Another thing. Are you doing stream or dynamic rendering ?
If this is static, then it would certainly be better to rearrange them since you’ll upload only once. Then the shaders will directly have vec3, vec4 instead of building new ones from each attribute. Your C code might also suffer less if you need to play with these values.

Well, now I am getting a bit confused … does this really meet my original requirement “… I need to delivery to the OpenGL engine the x-components of all vertices as a continuous series first, followed by continuous series of y-components, etc …”? I need to feed OpenGL with continuous in-memory block of x-es (each x side-by-side with each other, nothing in between), then block of y-s, z-s and w-s …

The process is pretty much dynamic.
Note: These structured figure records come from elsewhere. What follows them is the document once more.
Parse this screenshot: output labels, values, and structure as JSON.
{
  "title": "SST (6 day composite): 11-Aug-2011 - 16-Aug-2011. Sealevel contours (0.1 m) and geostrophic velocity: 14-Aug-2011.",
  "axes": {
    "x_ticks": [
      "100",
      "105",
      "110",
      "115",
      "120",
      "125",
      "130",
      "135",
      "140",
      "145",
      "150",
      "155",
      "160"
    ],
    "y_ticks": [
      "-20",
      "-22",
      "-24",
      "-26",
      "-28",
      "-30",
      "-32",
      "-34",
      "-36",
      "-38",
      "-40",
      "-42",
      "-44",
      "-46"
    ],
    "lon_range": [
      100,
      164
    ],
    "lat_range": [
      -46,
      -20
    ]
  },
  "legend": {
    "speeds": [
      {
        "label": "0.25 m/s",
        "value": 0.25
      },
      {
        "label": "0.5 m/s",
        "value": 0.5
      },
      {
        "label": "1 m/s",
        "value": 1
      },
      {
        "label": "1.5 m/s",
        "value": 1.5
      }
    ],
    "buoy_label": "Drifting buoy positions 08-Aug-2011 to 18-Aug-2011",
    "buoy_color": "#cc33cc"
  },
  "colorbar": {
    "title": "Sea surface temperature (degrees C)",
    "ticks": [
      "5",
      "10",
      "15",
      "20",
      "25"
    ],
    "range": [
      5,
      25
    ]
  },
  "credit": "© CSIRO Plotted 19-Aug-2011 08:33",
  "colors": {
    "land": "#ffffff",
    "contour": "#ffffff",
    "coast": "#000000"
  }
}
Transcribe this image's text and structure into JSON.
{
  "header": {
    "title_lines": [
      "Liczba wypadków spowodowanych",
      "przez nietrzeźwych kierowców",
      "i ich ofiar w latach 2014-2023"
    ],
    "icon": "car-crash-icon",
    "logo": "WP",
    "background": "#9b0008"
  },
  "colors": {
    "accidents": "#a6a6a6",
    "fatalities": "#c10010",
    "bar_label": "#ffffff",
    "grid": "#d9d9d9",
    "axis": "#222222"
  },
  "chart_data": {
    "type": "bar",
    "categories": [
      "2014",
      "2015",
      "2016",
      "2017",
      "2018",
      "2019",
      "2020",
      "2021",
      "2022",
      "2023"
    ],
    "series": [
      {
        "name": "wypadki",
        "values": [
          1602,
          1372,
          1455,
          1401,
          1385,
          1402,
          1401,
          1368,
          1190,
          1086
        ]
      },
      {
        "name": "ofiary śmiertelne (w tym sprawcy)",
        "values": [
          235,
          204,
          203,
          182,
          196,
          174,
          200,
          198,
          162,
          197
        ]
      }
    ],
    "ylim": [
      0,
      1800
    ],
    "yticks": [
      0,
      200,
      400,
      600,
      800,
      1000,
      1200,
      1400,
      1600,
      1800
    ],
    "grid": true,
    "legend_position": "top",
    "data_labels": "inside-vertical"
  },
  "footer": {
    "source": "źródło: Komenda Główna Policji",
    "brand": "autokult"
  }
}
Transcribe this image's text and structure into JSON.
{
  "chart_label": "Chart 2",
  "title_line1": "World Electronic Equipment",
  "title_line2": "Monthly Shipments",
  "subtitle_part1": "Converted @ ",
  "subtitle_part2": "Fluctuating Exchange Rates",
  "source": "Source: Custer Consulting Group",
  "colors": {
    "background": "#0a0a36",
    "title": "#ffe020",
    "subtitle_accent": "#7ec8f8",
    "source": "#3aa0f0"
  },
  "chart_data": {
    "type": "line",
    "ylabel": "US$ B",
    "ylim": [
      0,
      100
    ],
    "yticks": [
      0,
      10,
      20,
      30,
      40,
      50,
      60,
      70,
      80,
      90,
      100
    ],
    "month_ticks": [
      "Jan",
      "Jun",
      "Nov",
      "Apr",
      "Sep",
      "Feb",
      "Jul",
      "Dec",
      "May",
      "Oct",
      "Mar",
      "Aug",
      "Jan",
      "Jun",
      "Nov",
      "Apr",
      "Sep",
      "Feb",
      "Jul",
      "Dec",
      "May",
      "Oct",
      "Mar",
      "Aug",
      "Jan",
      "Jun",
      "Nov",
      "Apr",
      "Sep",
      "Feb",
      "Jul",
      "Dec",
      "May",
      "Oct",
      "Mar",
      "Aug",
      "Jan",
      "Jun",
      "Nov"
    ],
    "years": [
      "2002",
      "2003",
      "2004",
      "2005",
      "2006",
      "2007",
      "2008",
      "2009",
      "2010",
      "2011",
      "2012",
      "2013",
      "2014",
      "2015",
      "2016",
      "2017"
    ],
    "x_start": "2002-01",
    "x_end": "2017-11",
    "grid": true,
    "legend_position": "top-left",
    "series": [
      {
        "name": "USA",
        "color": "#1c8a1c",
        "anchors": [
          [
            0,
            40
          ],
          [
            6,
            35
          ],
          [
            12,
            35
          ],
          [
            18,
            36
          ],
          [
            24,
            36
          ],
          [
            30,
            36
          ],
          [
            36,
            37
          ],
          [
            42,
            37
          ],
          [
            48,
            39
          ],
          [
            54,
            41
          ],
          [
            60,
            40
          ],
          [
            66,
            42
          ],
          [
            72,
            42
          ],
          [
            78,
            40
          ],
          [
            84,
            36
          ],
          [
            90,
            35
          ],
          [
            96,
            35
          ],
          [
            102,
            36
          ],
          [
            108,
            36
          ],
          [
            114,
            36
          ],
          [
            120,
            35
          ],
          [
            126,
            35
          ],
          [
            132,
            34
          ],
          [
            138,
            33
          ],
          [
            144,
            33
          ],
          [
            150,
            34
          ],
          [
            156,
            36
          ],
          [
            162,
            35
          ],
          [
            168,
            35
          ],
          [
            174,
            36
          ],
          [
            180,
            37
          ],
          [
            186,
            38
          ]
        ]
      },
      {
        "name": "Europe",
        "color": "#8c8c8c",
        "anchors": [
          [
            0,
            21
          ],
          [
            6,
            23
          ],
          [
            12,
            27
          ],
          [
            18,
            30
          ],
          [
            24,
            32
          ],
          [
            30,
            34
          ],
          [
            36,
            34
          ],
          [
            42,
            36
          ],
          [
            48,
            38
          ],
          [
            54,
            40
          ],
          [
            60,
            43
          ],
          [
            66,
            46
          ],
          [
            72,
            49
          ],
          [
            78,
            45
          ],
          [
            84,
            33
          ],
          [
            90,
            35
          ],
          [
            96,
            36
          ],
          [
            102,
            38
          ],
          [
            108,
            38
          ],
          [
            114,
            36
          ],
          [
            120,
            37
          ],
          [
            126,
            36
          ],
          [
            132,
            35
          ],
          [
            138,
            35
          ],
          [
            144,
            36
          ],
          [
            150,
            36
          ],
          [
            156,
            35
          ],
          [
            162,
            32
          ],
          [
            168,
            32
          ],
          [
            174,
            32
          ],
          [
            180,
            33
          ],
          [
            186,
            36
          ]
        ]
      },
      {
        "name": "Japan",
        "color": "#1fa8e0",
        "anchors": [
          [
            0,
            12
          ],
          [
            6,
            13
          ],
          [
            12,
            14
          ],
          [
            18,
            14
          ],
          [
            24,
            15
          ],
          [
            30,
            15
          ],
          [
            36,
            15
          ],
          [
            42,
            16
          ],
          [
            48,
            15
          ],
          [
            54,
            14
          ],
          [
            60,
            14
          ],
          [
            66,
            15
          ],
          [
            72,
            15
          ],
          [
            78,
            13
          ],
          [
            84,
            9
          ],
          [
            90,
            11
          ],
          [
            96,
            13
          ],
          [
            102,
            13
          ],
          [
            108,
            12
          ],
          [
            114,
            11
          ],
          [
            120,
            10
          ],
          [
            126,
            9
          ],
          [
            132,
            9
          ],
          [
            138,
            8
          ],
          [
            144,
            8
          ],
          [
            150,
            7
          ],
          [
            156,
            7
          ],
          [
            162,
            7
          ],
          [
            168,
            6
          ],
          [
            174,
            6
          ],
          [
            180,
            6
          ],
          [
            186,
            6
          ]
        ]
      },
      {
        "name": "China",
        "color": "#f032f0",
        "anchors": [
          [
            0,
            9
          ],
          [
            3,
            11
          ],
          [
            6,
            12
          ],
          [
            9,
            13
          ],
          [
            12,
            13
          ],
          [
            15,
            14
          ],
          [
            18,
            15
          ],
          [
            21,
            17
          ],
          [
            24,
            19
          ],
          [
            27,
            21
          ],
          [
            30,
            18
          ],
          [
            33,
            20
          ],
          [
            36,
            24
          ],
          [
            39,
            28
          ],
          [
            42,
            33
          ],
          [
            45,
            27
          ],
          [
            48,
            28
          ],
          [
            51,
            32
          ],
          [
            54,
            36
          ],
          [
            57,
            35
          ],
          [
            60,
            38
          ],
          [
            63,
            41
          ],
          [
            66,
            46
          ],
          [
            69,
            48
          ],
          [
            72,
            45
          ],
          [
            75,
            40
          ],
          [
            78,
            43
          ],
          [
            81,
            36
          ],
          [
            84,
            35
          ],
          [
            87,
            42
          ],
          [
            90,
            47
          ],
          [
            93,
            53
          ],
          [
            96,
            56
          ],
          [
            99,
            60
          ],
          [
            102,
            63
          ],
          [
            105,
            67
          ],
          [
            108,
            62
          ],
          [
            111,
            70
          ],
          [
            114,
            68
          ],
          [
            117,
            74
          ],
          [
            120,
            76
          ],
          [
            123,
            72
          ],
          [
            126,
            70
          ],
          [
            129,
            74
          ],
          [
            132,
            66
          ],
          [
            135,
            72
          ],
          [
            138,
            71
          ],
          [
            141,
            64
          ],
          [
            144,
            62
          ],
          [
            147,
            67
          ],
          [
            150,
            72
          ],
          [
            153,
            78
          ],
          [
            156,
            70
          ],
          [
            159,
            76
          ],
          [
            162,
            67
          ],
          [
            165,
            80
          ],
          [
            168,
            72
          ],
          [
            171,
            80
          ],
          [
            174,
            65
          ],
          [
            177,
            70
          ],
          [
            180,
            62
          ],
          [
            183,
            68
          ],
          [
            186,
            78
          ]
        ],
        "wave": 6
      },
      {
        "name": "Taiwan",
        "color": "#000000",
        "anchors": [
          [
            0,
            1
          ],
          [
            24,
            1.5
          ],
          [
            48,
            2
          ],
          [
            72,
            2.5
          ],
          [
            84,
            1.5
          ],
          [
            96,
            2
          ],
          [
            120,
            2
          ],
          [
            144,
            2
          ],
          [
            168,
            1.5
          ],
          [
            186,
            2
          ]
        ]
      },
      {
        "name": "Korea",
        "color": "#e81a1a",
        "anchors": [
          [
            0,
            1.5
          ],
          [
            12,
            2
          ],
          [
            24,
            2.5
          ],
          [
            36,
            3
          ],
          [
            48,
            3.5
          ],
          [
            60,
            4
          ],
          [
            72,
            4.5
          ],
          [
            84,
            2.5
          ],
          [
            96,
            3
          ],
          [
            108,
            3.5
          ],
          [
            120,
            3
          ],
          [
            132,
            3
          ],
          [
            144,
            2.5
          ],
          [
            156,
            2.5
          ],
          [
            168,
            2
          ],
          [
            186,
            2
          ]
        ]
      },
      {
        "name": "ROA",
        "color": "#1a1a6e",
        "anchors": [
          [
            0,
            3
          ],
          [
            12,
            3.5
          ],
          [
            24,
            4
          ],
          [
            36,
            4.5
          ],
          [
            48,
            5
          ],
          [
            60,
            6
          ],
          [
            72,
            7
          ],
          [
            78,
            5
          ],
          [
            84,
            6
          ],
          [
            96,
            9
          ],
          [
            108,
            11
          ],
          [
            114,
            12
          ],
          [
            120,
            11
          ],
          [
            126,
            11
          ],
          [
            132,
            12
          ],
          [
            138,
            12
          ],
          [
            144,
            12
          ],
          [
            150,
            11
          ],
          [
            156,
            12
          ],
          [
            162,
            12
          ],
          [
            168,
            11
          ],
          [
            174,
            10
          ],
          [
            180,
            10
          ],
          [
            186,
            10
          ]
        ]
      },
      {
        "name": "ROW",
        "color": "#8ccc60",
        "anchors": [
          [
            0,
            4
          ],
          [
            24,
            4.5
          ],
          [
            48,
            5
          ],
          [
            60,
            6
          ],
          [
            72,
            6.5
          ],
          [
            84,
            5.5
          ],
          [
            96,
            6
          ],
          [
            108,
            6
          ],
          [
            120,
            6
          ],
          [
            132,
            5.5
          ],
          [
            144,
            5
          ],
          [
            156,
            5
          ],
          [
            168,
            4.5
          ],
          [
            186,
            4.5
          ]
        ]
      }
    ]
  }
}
The raw data is coming from measuring instrument, thus varying for each rendering.

Sure. You have a single buffer with all vertex x, followed by all vertex y and so on.

I understand.

Uhh, the stride=N (total # of vertices) is definitely nonsense, sorry for my mistake.

But anyway, in GClements code snippet, shouldn’t be rather stride=0 instead of stride=sizeof(datatype), expressing the data is “tightly packed” then?

Same end result; stride=sizeof(dataype) is tightly-packed in this case.